Day 1

New moon and new blood, the cycle
starts afresh. I writhe & gasp & try to bury
myself in sheets, lie curled and adrift

in the ocean of my bed. I cling to pillows.
My legs spread. New moon and new
rain, the storms whirl through; the skies open up

and my body does, too; we let ourselves go,
we scrape ourselves clean. There is a softness
to my thigh and a hardness to my belly and I plant my feet forward

and bleed. Red and surprising
as the first time, thick and painful, each time contracting
a small birth a new moon,

my womb feels like a planet beneath my naval
and I’m holding it, I create, the new moon.
Welcome.

And how we birth
& birth
& rebirth ourselves.

 

Day 2

The full moon that I caught sight of in the rearview mirror
as I merged onto the highway in a stretch with broken lamps:

that’s what I am dreaming of. That whole moon, which lit up the night,
and my tense, searching hands, which helped me find the road.

The moon anticipates roundness, there is an implication
of growth, she knows her edges will be filled in

and the rest of her will be revealed. Me?
What do I know of fullness?

I have at times been real and bodied, but my outward
appearance doesn’t fade and reappear with my dark side.

I hope for growth. I long for wholeness.
The sky is carving the heart right out of me and I want

to be full. I trust that I am waxing, because I have no other options,
and that is the natural way of things, the up and down.
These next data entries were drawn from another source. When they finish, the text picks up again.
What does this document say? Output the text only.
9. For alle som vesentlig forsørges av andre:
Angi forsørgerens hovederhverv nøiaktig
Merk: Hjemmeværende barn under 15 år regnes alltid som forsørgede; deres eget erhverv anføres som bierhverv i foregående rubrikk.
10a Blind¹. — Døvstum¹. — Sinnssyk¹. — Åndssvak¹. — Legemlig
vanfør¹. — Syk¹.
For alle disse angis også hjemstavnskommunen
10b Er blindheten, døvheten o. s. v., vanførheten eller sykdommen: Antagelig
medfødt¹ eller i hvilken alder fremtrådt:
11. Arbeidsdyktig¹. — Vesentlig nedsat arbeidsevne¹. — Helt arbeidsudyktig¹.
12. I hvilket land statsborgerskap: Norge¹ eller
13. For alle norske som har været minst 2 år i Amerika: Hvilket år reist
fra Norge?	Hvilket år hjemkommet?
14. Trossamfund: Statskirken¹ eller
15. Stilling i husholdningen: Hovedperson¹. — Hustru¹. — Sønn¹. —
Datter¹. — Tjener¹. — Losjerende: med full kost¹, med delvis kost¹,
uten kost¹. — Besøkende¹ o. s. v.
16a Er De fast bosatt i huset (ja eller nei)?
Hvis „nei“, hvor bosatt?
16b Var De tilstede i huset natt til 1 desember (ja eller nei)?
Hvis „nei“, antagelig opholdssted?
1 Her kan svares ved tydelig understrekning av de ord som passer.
My love is far away, and I am barely here; but the two of us
may meet again, and they will illuminate my hollows,
fill them with their light.

 

Day 7

Forest fires whip through the brush, snatching leaves off branches and branches off trees, and leaving the trunks blackened and spiky, lonesome without their trappings—but, often, alive. The conquering army has no time to kill all the inhabitants, merely to trample their homes and taunt their ashes. But the story of the forest fire is one of ecological sense and natural hope: the trees, with their roots and nutrient systems extending deep beneath the ground, linking one to another, survive. The fires? Part of the process of decay, death, rebirth; just another day in the forest. The losses? They will regrow. Trees do not know the word ‘loss’; they do not mourn their leaves.

Unless each parting is as a child, an offshoot departing on the wind. Unless each branch knows tenderness, and the tree is exhausted by change, by renewal, by the cycle.

You, moon—tell me what you know of loss.

Too much, you say. For the sun revolves round and she goes and comes back but I miss her every time; and the earth, which I watch over, grows heavy with tears. Everyone is in need of my glow like an embrace. Everyone is always crying at night and I am too far away to comfort them all; when they ask for their mothers and mean me, I reach out a hand, they are too far away.

I love you, moon, mother moon.

I love you, too. Or at least I try. I do not know what love is—do you mean the light?